Germany’s government bonds rose, pushing 10-year yields down the most since November, as reports showing inflation slowed and Italian services contracted in December spurred demand for the region’s safest assets.
German securities rallied as the nation is scheduled to repay 24 billion euros ($32.7 billion) today on 10-year bunds that matured last week, according to data compiled by Bloomberg. Ireland’s bonds advanced as the nation hired banks for its first debt sale since it exited its bailout program. Spanish securities fell. European Central Bank policy makers will meet on Thursday.
“We’ve transitioned as we head into the first full week of the year to a more cautious and fundamentally reactive approach,” said Richard McGuire, head of European interest-rate strategy at Rabobank International in London. “We are looking down the barrels of a very eventful week in terms of policy meetings and data releases. This liquidity-related snap in peripheral spreads has now given way to a more cautious approach as we look to these releases.”
Germany’s 10-year yield declined four basis points, or 0.04 percentage point, to 1.91 percent as of 4:33 p.m. London time, the biggest drop since Nov. 13. The 2 percent bund due in August 2023 climbed 0.33, or 3.30 euros per 1,000-euro face amount, to 100.815.
Germany’s annualized inflation rate, calculated using a harmonized European Union method, dropped to 1.2 percent last month from 1.6 percent in November, the Federal Statistics Office in Wiesbaden said today. Inflation erodes the purchasing power of the fixed payments from bonds.
The German 10-year break-even rate, a gauge of market inflation expectations derived from the yield gap between regular and index-linked bonds, fell one basis point to 1.51 percentage points. That’s below the average over the past year of 1.66 percentage points.
Volatility on Finnish bonds was the highest in euro-area markets today, followed by those of Germany and France, according to measures of 10-year debt, the yield spread between two- and 10-year securities and credit-default swaps.
An Italian services index based on a survey of purchasing managers was at 47.9 in December, below the 50 level that indicates expansion for a second month. The median estimate of in a Bloomberg News survey of analysts was 48.5.
Italy’s 10-year yield increased two basis points to 3.93 percent after dropping to 3.92 percent on Jan. 3, the lowest since May 22. The yield difference, or spread, between the securities and German bunds increased five basis points to 203 basis points after earlier contracting to 197 basis points, the least since July 2011.

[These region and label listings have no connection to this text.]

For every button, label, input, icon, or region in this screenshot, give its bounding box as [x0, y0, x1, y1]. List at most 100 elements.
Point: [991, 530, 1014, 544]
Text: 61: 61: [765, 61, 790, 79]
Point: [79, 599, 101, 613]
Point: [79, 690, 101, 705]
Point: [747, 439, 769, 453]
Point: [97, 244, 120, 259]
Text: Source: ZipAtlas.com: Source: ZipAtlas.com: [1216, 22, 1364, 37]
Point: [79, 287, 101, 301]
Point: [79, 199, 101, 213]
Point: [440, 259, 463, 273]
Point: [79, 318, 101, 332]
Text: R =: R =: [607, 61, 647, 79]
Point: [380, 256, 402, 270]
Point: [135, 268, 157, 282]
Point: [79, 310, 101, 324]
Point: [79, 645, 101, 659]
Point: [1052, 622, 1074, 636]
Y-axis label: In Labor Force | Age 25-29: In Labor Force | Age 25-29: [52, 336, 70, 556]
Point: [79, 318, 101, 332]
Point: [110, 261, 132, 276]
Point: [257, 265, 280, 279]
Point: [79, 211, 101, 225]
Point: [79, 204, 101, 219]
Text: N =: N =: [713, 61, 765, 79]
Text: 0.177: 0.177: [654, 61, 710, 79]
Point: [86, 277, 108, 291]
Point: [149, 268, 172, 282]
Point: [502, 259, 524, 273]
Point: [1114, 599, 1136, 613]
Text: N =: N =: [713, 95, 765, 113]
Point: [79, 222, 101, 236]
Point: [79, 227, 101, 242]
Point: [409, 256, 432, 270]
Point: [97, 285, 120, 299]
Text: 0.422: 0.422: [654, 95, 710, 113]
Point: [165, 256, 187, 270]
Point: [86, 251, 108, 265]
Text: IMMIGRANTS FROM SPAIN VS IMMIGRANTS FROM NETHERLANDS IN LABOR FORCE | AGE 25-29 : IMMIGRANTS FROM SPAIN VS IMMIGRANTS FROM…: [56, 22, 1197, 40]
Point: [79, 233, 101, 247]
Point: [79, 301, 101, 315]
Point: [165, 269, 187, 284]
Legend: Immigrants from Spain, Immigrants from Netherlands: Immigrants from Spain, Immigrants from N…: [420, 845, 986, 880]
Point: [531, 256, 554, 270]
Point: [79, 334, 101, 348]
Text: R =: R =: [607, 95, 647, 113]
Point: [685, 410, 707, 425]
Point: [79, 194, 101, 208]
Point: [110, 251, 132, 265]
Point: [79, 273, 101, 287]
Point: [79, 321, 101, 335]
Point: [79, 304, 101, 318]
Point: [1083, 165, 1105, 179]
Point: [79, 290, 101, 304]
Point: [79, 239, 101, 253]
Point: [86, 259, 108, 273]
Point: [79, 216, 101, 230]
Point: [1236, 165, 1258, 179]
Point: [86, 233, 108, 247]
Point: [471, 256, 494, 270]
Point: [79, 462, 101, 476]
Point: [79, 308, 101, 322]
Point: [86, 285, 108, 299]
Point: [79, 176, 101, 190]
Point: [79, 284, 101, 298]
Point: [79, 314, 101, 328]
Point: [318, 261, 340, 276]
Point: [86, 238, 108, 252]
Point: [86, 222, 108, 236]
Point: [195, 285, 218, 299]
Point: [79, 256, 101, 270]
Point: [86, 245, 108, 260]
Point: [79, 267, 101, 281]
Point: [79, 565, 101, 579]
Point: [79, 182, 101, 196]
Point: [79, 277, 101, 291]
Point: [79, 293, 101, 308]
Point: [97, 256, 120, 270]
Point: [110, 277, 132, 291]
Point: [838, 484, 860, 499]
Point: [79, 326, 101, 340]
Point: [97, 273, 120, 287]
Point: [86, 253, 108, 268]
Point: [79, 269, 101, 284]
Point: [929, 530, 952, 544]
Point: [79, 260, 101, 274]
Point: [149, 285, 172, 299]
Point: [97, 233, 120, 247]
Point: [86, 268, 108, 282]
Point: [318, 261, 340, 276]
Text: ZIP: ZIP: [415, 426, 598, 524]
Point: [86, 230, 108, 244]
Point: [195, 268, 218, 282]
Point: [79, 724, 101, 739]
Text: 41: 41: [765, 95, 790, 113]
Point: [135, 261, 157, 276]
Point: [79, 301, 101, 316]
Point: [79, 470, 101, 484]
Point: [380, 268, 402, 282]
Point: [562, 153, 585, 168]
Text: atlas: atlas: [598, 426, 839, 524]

Ireland’s bonds rose as the National Treasury Management Agency, based in Dublin, said it had hired banks to sell 10-year securities. It mandated Barclays PLC, Citigroup Inc., Danske Bank A/S, Davy, Deutsche Bank AG and Morgan Stanley as joint-lead managers for the sale, the agency said in a statement.
The yield on the Ireland’s 3.9 percent bond maturing in March 2023 fell two basis points to 3.35 percent.
The rate on Spain’s 10-year bond increased three basis points to 3.90 percent. The yield spread over bunds widened seven basis points to 200 basis points after dropping to 193 basis points, the lowest level since May 2011.
Austrian, Dutch and French government bonds rose with benchmark bunds. The Dutch 10-year yield slid three basis points to 2.20 percent, while the rate on similar-maturity French debt dropped three basis points to 2.52 percent.
“The bigger driver of the market is big redemption and coupon flows in core markets this week, mainly in Germany,” said Peter Chatwell, a fixed-income strategist at Credit Agricole Corporate & Investment Bank in London. “That’s one of the reasons we have this morning’s market move which is a reaction to the cash flow.”
January has the second-highest amount of coupon payments and redemptions of all the months in 2014, totaling 132 billion euros, Citigroup Inc. rates strategists including Nishay Patel in London, wrote in an e-mailed note.
Spain plans to auction debt maturing in April 2019 and October 2028 on Jan. 9, while Italy is scheduled to sell bonds on Jan. 13.
“The spread compression between core and peripheral paper remains a key structural trading theme for the year ahead,” Patrick Jacq, a fixed-income strategist at BNP Paribas SA in Paris, wrote in an e-mailed note. “The strong compression seen last week was substantial, however. A pause is likely to be seen soon amid renewed supply.”
Italy’s bonds earned 7.1 percent in the year through Jan. 3, according to Bloomberg World Bond Indexes. Spain’s rose 11 percent, while Germany’s lost 1.2 percent, the worst performer of 15 euro-area sovereign-debt markets tracked by the indexes.